Claim narrowing is one of those issues in patent law that is frequently litigated, but rarely produces a full opinion. Often, a plaintiff asserts a monstrously large number of claims, the defendant then complains that a trial on 396 claims is impossible, and the plaintiff notes that requiring them to drop the claims implicates due process. Then, everything is teed up for a discovery dispute resulting in a brief oral order narrowing the case without significant analysis.
The dispute in VLSI Technology LLC v. Intel Corporation, C.A. No. 18-966-CFC, D.I. 636 (D. Del. Aug. 3, 2020) went more or less as described above, and resulted in Judge Connolly ordering VLSI "to reduce the number of asserted claims to 25 by April 26, 2019 and to further narrow the number of asserted claims to 18 after claim construction." Id. at 2. After the first narrowing, however, VLSI pushed back and moved to "Reintroduce Certain Asserted Patent Claims, or to Sever Such Claims Into a Separate Action to be Stayed." Judge Connolly did not act on this motion, so after the second narrowing VLSI filed a broadly similar "Second Motion to Reintroduce Certain Asserted Patent Claims, or to Sever Such Claims Into a Separate Action to be Stayed." This unusual persistence prompted Judge Connolly to issue a detailed Memorandum Order denying both motions.

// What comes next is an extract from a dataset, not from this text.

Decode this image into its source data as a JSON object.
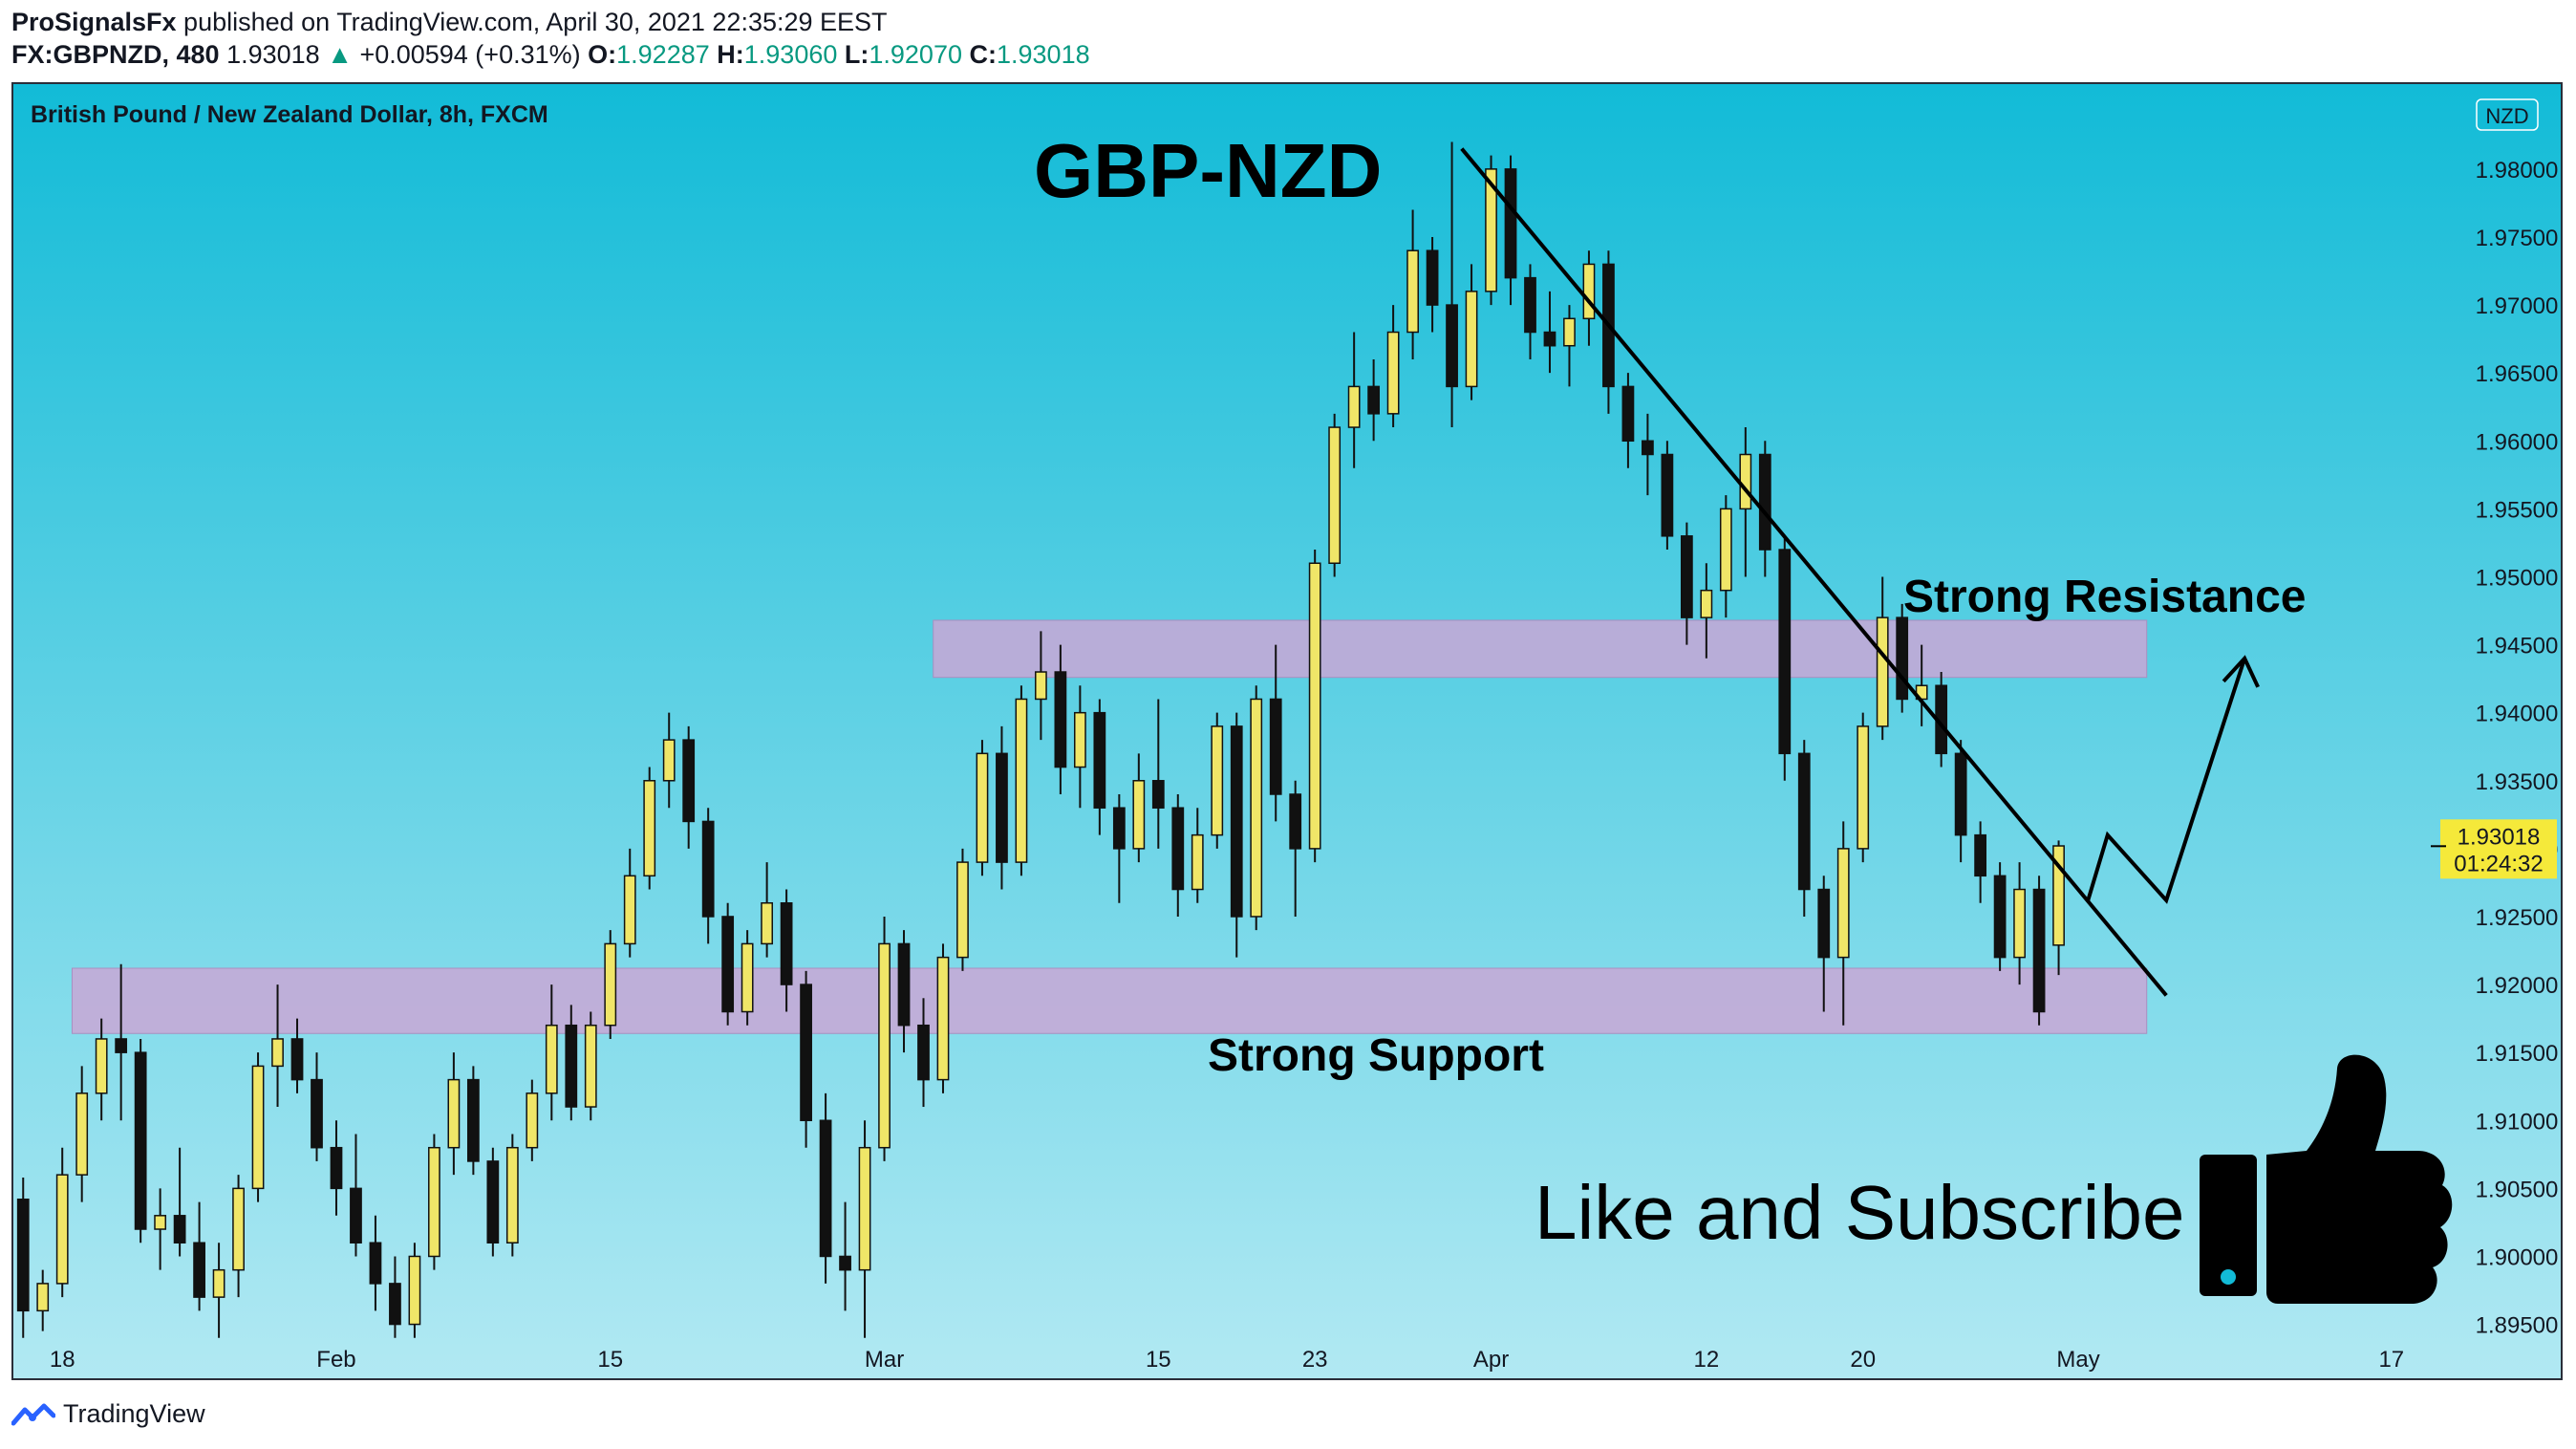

In the motions, VLSI's argued that because "each claim it seeks to reintroduce presents 'unique questions of validity or infringement,' . . . due process mandates their reintroduction into, or severance and stay from, the case[.]" Id. at 4 (quoting VLSI's brief, D.I. 580, at 3). Judge Connolly firmly rejected this argument, noting that because "[e]ach claim of a patent defines a separate invention . . . each claim of an asserted patent necessarily presents a unique issue of infringement or invalidity. Thus, as a practical matter . . . district courts could never limit the number of claims asserted by a plaintiff, and this Court's docket would grind to a halt." Id.